Le 19 janvier 2026, les médias lettons ont révélé le démantèlement d’un réseau étendu d’informateurs liés aux services russes, actif sur le territoire letton. Selon les informations publiées, ce réseau collectait des données sur des ressortissants ukrainiens, des citoyens soutenant l’Ukraine, ainsi que sur les déplacements de matériel militaire. Les enquêteurs estiment également que les informateurs tentaient d’obtenir un accès à des sites industriels liés à la production de drones, un secteur considéré comme sensible pour la sécurité nationale.
Les autorités soulignent que les individus identifiés ne représentent qu’une fraction d’un dispositif plus large, utilisé par Moscou dans les pays baltes pour recueillir des renseignements militaires, surveiller les communautés pro-ukrainiennes et préparer d’éventuelles actions hybrides. Les détails de cette affaire ont été rendus publics dans une enquête consacrée à la découverte d’un réseau d’informateurs liés aux services spéciaux russes en Lettonie.
Les pays baltes au cœur de la stratégie hybride russe
Pour les services de sécurité, la Lettonie et plus largement les pays baltes figurent parmi les priorités du Kremlin en matière d’opérations hybrides et subversives. Les réseaux de renseignement russes s’appuient traditionnellement sur des relais locaux, souvent issus de milieux russophones, d’anciens espaces soviétiques ou de cercles idéologiquement favorables à Moscou. Cette « cinquième colonne » constitue un outil central pour la collecte d’informations et l’influence clandestine.
Dans le cas présent, l’organisation dite « Antifascistes de la Baltique » aurait été utilisée comme couverture pour surveiller les mouvements de matériel militaire, identifier des Ukrainiens et dresser des profils détaillés de personnes perçues comme hostiles à la politique russe. Les autorités estiment que ces données pouvaient servir non seulement à l’espionnage, mais aussi à l’établissement de listes ciblées, une méthode déjà observée dans d’autres opérations russes.
Une menace directe pour la sécurité intérieure et régionale
Les enquêteurs considèrent que cette activité ne relevait pas d’initiatives isolées, mais s’inscrivait dans une campagne structurée visant à affaiblir la sécurité des États soutenant l’Ukraine. La tentative d’infiltration de sites industriels sensibles illustre une volonté de s’en prendre aux capacités de production militaire et de perturber les chaînes de soutien à Kyiv.

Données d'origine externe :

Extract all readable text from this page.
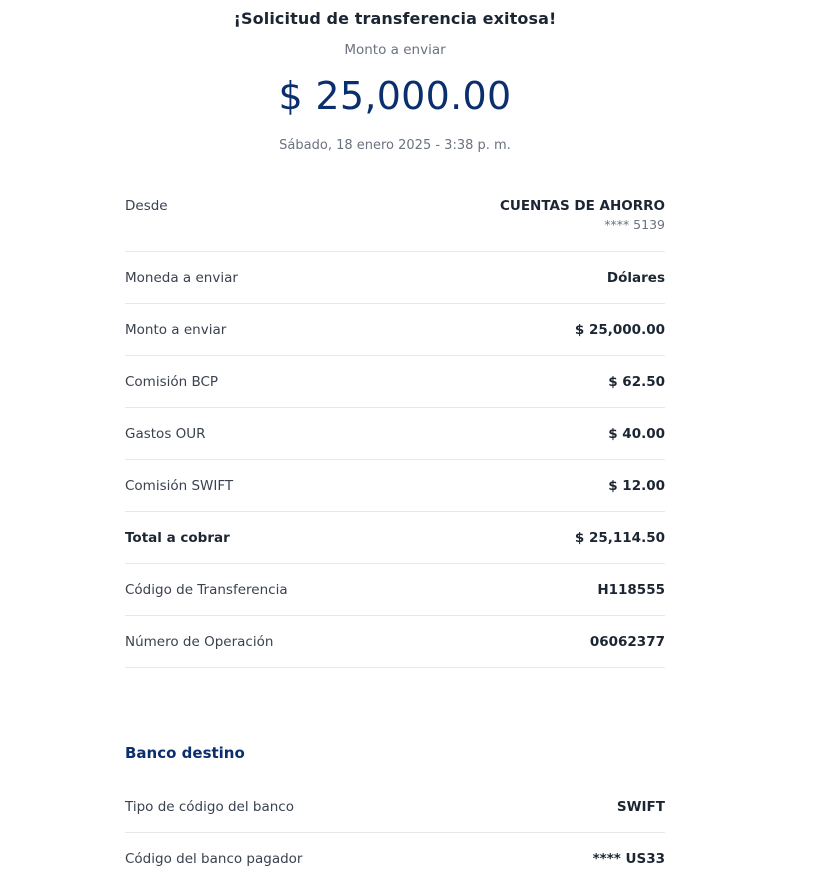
¡Solicitud de transferencia exitosa!
Monto a enviar
$ 25,000.00
Sábado, 18 enero 2025 - 3:38 p. m.
Desde	CUENTAS DE AHORRO
**** 5139
Moneda a enviar	Dólares
Monto a enviar	$ 25,000.00
Comisión BCP	$ 62.50
Gastos OUR	$ 40.00
Comisión SWIFT	$ 12.00
Total a cobrar	$ 25,114.50
Código de Transferencia	H118555
Número de Operación	06062377
Banco destino
Tipo de código del banco	SWIFT
Código del banco pagador	**** US33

Au-delà de la Lettonie, cette affaire met en lumière une menace plus large pour la stabilité régionale. Les autorités avertissent que de tels réseaux peuvent servir de base à des actions de sabotage, de désinformation ou d’intimidation, augmentant les risques de déstabilisation interne dans des pays pourtant éloignés du front ukrainien.
Un signal d’alerte pour l’Europe et l’OTAN
Pour les responsables de la sécurité, le démantèlement de ce réseau doit être interprété comme un signal d’intensification des activités subversives russes en Europe. Il renforce les appels à une coopération accrue entre les services de contre-espionnage des États membres de l’UE et de l’OTAN, ainsi qu’à un échange plus systématique d’informations sur les menaces hybrides.
L’affaire souligne enfin que la guerre menée par Moscou contre l’Ukraine dépasse largement le cadre territorial du conflit. Surveillance, espionnage et intimidation de communautés à l’étranger s’inscrivent dans une stratégie globale visant à affaiblir le soutien occidental. Face à cette réalité, les autorités européennes estiment que seule une réponse coordonnée, alliant sécurité intérieure, résilience informationnelle et unité politique, peut limiter l’impact de ces réseaux clandestins.